Post on 17-Sep-2018
BAB III
METODOLOGI PENELITIAN
3.1. Kerangka Pemikiran
Probiotik merupakan mikroorganisme hidup yang sangat penting untuk kesehatan
dan memiliki hubungan yang simbiotik dengan manusia. Bakteri probiotik dalam usus akan
membantu memecah makanan, menghasilkan vitamin dan mencegah pertumbuhan bakteri
patogen penyebab penyakit. Spektrum penggunaan probiotik yang begitu luas mendorong
untuk dilakukan penggalian galur potensial yang berasal dari sumber daya lokal. Salah satu
potensi yang dikaji bersumber dari keyakinan masyarakat Ponorogo akan manfaat minuman
tuak mengkudu bagi kesehatan.

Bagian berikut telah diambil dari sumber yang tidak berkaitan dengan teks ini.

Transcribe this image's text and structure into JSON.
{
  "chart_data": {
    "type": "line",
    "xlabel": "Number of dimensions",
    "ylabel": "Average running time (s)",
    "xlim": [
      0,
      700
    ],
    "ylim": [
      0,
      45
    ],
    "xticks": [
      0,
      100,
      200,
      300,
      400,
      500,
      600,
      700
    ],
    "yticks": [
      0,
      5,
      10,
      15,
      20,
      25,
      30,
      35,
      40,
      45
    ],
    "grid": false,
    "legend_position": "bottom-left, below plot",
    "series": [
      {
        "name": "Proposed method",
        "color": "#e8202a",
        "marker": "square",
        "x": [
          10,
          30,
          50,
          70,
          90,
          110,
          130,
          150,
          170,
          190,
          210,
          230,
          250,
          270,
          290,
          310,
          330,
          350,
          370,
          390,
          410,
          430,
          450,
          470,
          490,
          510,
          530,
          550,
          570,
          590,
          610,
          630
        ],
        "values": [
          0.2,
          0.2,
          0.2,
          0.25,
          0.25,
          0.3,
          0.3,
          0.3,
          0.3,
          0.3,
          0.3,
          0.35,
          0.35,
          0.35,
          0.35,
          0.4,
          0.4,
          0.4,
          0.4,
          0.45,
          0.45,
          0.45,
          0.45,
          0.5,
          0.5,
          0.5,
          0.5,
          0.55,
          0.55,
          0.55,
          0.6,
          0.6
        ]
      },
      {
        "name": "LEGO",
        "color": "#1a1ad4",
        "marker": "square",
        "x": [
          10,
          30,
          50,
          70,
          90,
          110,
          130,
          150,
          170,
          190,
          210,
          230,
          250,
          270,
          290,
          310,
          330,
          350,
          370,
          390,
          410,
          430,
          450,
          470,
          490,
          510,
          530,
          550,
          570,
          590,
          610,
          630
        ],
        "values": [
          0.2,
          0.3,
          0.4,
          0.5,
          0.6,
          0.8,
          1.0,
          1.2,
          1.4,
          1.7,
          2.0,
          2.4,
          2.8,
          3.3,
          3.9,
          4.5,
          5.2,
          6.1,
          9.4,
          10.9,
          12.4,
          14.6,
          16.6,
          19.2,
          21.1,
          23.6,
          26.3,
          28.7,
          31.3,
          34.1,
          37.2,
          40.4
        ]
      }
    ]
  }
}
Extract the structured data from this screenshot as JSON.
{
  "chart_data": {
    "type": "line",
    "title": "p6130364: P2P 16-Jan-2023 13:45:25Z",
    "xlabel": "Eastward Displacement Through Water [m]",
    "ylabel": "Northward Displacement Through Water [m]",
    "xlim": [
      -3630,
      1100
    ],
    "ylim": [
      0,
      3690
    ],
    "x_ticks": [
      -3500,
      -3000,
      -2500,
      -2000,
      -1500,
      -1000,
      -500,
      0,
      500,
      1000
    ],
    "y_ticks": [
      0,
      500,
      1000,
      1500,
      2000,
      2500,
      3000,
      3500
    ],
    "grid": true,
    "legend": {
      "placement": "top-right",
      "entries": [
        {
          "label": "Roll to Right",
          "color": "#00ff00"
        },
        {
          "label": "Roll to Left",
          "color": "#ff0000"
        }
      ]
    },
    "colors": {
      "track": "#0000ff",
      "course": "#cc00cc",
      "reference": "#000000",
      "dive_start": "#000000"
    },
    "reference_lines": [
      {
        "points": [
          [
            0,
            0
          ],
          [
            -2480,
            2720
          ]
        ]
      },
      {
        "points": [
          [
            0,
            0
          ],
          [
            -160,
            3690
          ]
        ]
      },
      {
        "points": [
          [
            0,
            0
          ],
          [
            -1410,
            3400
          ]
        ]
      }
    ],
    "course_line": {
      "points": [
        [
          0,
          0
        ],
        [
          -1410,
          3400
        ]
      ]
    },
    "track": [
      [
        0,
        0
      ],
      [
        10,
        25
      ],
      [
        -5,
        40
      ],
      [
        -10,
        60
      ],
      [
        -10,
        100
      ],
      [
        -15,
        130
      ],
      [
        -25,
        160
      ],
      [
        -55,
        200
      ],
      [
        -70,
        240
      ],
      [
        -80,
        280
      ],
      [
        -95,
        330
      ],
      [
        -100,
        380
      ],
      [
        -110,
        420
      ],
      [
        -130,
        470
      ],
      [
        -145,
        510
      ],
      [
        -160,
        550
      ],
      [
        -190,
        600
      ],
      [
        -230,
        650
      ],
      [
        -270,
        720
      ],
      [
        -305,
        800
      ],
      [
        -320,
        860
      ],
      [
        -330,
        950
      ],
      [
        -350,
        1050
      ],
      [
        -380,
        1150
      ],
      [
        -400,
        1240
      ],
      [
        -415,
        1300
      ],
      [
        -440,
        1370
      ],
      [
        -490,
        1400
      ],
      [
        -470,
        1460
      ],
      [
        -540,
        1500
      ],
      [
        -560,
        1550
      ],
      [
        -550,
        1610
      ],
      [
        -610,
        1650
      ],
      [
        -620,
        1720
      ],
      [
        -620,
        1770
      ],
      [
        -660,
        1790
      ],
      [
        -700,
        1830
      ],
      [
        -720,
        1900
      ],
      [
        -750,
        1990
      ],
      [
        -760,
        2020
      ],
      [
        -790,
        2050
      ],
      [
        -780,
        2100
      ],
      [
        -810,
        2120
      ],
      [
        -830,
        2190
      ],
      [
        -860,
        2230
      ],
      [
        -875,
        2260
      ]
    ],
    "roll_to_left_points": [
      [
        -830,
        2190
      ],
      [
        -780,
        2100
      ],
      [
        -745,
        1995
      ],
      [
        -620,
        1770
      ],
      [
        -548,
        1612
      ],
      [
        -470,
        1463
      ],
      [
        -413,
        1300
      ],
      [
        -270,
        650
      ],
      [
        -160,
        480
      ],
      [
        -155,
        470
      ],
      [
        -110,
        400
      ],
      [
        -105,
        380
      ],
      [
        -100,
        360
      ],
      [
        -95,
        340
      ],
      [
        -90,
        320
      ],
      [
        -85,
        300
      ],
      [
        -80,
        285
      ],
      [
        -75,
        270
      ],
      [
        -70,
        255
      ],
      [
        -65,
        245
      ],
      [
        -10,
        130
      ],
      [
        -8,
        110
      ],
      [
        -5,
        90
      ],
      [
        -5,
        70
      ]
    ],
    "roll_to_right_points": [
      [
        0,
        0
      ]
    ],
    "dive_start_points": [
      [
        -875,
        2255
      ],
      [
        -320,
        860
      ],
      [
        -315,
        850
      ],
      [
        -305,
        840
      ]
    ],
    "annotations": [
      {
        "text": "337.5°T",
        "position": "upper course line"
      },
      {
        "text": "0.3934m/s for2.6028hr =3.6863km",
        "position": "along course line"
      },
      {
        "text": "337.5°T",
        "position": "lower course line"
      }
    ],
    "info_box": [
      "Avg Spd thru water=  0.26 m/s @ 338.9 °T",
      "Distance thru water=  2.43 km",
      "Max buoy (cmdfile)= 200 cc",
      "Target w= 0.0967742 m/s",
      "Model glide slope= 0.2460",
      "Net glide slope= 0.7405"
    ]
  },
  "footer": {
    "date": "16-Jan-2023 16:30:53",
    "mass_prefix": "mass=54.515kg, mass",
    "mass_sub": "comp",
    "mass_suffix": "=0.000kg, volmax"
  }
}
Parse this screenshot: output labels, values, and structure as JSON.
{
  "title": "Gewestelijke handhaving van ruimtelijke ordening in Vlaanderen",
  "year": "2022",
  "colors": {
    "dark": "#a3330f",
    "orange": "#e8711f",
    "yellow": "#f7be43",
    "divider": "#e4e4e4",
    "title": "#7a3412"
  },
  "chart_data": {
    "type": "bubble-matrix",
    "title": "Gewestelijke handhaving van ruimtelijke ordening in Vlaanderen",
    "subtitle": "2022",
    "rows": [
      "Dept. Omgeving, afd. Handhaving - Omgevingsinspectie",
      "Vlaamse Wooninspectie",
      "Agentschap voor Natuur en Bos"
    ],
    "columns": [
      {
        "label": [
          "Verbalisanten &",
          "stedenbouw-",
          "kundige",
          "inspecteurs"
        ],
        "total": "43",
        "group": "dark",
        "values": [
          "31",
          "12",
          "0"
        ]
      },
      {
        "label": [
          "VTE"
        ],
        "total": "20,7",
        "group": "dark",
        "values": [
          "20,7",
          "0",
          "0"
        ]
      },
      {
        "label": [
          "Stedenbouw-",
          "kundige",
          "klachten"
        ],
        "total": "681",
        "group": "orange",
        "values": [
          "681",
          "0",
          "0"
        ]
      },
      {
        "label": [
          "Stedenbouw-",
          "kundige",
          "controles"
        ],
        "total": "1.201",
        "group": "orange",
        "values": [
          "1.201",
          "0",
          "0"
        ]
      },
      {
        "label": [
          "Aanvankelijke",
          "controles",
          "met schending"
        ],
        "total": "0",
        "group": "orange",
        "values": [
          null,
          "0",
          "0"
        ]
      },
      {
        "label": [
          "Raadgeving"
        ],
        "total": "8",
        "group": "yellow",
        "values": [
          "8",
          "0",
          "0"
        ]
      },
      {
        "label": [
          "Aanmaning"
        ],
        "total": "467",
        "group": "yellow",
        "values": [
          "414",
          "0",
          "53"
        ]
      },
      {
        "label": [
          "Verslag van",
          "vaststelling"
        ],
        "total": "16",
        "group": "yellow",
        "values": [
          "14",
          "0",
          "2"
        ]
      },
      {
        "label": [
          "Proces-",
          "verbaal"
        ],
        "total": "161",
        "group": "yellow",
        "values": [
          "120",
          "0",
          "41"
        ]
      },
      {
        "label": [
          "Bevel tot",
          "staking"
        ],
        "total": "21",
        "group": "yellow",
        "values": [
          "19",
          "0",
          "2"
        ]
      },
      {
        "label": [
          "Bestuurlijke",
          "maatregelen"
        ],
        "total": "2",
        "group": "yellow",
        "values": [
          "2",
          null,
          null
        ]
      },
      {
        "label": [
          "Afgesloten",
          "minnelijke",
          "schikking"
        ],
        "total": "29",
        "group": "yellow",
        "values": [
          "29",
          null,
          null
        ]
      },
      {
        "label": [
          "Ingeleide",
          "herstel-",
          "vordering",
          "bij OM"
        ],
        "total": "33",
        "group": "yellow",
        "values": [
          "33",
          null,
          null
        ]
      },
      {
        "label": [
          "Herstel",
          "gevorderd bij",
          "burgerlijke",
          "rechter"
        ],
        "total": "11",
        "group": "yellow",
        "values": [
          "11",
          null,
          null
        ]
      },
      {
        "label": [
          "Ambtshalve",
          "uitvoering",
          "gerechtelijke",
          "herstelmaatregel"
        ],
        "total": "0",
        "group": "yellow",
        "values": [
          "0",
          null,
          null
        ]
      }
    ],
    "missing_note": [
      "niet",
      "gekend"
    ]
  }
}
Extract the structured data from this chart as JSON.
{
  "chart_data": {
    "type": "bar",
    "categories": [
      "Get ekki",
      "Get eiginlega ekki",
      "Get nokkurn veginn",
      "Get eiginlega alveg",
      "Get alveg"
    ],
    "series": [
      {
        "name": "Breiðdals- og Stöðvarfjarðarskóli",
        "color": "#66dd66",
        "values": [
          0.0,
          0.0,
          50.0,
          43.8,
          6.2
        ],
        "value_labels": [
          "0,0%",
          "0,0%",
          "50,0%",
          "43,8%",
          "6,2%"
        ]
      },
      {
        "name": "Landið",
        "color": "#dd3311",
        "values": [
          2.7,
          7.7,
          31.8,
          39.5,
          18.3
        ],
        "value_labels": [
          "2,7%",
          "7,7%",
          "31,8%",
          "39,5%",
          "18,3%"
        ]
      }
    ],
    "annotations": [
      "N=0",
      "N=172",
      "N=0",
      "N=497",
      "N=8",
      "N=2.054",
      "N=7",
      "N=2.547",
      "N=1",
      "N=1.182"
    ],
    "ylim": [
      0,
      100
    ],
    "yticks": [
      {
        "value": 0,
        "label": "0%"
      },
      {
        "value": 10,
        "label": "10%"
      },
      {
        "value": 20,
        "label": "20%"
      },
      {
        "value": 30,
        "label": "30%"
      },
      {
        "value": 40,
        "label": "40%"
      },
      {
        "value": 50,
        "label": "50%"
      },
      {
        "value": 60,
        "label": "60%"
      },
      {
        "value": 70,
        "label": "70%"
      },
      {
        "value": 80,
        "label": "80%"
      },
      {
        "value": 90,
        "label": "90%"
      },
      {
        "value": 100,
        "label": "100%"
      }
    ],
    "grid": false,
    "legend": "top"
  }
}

Kajian diawali dengan melakukan survey terhadap 10 orang
penjaja jamu gendong yang secara rutin menjual tuak mengkudu atau dikenal dengan nama
badeg pace. Pada umumnya tuak mengkudu dibuat dengan pengepresan mengkudu matang.
Hasil cairan ekstrak ditambah gula aren yang selanjutnya didiamkan selama satu malam
untuk mendapatkan aroma kas dan rasa yang sangat masam. Proses terjadinya fermentasi
spontan ini menguntungkan bakteri asam laktat yang mampu tumbuh pada lingkungan yang
relatif asam. Menurunnya pH selama proses fermentasi spontan akan menyeleksi secara
alamiah bakteri-bakteri lain yang tidak mampu tumbuh pada lingkungan pH rendah. Untuk
mengetahui lebih spesifik bakteri yang tumbuh pada tuak mengkudu perlu dilakukan isolasi
dilanjutkan pengujian katalase negatif dan pewarnaan gram positif terhadap kemungkinan
yang tumbuh berupa bakteri asam laktat jenis Lactobacillus sp. Dari data yang diperoleh
dapat digunakan sebagai informasi awal untuk pengujian in-vitro sebagai kondidat
probiotik. Pengujian in-vitro meliputi pengujian kemampuan hidup pada pH rendah dan
pengujian antagonistik terhadap bakteri patogen serta pengujian kemampuan tumbuh pada
media yang mengandung garam empedu. Setelah diperoleh isolat yang potensial sebagai
kondidat probiotik, maka perlu dilakukan identifikasi mikroba. Identifikasi ini bertujuan
untuk mengetahui spesies isolat yang diperoleh dan mempelajari sifat-sifat mikroba serta
merunut hubungan genetik terdekat. Identifikasi dapat dilakukan secara molekuler dengan
menggunakan PCR yang diperkirakan akan berada pada daerah 16S rRNA yang umum
untuk mengidentifikasi bakteri. Metode ini memiliki akurasi yang lebih baik dibandingkan
dengan metode morfokologi dan identifikasi secara biokimia. Hasil identifikasi secara
molekuler dapat membantu mempermudah menyelesaikan permasalahan perancangan
teknologi proses produksi probiotik penghasil omega-6 dan penurun kolesterol.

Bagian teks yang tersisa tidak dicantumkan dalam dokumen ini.